If you ever find yourself arranging a funeral for a loved one, a eulogy plays an important role during the farewell event.

Writing a eulogy is a way to say goodbye and help everyone remember the life of the person who has died. While there are no rules you have to follow, it isn’t an easy task. This guide contains some helpful hints and tips that should make the process of writing a eulogy much easier.

What is a Eulogy?

Ancient Greeks were the first to write eulogies, and the tradition is still followed today. It is a common practice, but not all cultures and religions include a eulogy in their funeral proceedings.

A eulogy is often called a funeral tribute speech. It is an opportunity for people to recognise the special qualities, relationships and achievements of the person who has died. It is usually a speech about the person’s life and what they meant to you. You might be asked to deliver a eulogy during a funeral service, but it might also play a part in any celebration of life.

Being asked to write a eulogy should be considered an honour because it is one last gift you can give to the deceased and the loved ones they have left behind. It’s also a sign that you played an important part in that person’s life, or are trusted to deliver the family’s memories and tribute to a high standard.

Every eulogy is unique. What’s most important is that it comes from the heart.

A good eulogy highlights the lasting impact of a person on their family and community, how they made a difference to those around them.

Who should give a eulogy

The person chosen to give a eulogy can depend on the format and type of funeral service

The emotional nature of the occasion means that often a professional (such as a minister or celebrant) is asked to write and deliver the memories and facts that they have gathered from family and friends.

However, family members can be involved if they wish in both the writing and delivery of this tribute. Children can give a eulogy at their parent’s funeral, or a spouse could give a eulogy at their partner’s funeral.

Alternatively, close relatives can write the content and ask a friend, or another family member to deliver their words.

How long should a eulogy be?

A eulogy for a funeral held at a crematorium must fit in with the service time available, which could be as little as 5-8 minutes long (allowing for pauses and emotion). A funeral eulogy of between 500 and 1000 written words should take no more than three and a half to seven and a half minutes to speak. 

A celebration of life event held away from the crematorium gives more scope for the length, style and format of the eulogy, as well as providing a more relaxed setting and opportunity for more people to participate.

How to write a eulogy

There is no one size fits all approach to writing a eulogy because each person is unique.

The golden rule is to start by considering the most important elements fo the person’s life and how to communicate them. 

Talking to family members and close friends about the deceased will identify matieral that they’d like you to include as well as a favourite story or anecdote they want you to share. You can use social media to invite colleagues and members of the wider community to share their memories too.

You’ll find plenty of inspiration via obituaries and online tributes, plus eulogy examples.

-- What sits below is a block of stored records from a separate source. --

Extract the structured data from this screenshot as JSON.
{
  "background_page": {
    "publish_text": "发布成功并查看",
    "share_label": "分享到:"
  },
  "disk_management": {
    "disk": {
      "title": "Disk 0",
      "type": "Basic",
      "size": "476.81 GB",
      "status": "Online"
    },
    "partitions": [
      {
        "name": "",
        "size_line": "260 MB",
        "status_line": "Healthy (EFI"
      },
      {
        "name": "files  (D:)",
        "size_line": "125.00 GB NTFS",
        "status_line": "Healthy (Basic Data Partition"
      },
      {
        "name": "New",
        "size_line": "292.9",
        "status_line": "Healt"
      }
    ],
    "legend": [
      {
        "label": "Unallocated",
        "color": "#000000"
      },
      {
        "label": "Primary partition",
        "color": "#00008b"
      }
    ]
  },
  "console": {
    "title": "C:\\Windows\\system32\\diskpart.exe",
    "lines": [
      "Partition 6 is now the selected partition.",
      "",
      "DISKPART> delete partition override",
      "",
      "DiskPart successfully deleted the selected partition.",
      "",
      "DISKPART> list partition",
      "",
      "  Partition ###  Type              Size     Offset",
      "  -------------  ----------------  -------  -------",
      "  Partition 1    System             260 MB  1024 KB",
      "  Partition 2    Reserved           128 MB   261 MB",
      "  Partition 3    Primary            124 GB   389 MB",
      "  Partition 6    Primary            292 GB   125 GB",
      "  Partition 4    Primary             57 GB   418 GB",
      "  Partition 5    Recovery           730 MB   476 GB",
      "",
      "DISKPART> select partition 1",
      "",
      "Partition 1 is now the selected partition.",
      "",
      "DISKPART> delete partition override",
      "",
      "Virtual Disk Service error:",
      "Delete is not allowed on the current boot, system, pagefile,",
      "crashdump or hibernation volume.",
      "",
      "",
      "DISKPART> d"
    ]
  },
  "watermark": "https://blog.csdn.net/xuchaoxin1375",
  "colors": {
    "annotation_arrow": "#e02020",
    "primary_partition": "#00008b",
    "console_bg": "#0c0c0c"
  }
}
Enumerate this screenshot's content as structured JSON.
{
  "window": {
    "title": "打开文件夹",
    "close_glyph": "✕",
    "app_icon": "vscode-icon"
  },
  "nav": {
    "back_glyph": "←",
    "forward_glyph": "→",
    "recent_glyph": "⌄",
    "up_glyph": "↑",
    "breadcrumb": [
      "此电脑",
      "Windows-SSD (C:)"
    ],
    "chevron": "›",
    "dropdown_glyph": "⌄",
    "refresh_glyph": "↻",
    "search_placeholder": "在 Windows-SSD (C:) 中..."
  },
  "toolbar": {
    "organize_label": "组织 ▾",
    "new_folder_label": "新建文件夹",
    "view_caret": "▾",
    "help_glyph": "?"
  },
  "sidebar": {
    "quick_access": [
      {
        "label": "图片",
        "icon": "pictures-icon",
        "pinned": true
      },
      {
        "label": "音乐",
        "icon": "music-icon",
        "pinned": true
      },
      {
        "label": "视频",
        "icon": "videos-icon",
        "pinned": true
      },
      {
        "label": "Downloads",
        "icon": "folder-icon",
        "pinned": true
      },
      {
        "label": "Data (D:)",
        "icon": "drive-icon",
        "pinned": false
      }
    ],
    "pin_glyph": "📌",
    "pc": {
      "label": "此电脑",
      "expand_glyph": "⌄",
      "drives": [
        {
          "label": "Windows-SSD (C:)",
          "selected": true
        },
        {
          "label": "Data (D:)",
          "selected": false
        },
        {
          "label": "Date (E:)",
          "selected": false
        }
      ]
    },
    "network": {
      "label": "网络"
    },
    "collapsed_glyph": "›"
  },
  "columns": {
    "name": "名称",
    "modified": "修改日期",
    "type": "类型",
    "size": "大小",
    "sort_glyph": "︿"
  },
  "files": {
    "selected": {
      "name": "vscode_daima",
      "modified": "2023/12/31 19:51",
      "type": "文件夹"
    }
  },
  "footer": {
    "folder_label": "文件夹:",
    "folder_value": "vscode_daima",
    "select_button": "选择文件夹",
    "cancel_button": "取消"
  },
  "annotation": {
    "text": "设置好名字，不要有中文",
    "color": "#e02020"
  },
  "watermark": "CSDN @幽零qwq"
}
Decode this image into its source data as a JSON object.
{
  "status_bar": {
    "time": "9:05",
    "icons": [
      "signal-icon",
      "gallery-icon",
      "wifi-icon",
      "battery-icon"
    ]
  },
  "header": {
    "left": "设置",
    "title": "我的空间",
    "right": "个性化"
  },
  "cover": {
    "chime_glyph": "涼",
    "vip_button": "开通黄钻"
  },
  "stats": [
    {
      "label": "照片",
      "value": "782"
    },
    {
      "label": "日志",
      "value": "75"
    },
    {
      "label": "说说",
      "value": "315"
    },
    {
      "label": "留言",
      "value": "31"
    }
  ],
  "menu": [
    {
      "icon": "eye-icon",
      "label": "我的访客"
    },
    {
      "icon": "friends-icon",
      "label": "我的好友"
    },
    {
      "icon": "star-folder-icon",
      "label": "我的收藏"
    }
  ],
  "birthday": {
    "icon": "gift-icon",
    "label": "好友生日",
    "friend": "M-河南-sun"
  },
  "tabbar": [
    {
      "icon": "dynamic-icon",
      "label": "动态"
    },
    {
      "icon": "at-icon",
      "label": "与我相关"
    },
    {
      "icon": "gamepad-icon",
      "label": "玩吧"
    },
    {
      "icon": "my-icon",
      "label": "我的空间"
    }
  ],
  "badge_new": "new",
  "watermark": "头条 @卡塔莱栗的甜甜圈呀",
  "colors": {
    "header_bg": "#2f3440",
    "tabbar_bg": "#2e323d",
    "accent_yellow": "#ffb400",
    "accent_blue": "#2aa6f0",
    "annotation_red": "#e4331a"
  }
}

What to include in a eulogy

The most memorable eulogy speech will be one that paints a portrait of a complete life. To do justice to the life of the person who has passed away, it’s a good idea to include:

  • highlights in the form of key events
  • major accomplishments
  • personal attributes
  • special memories and moments
  • significant relationships

How to start a eulogy

Start your eulogy by introducing yourself and explaining your relationship to the deceased. If you’re an immediate family member, thank guests for attending, particularly if they’ve travelled a great distance. If you’re not a family member, express your condolences.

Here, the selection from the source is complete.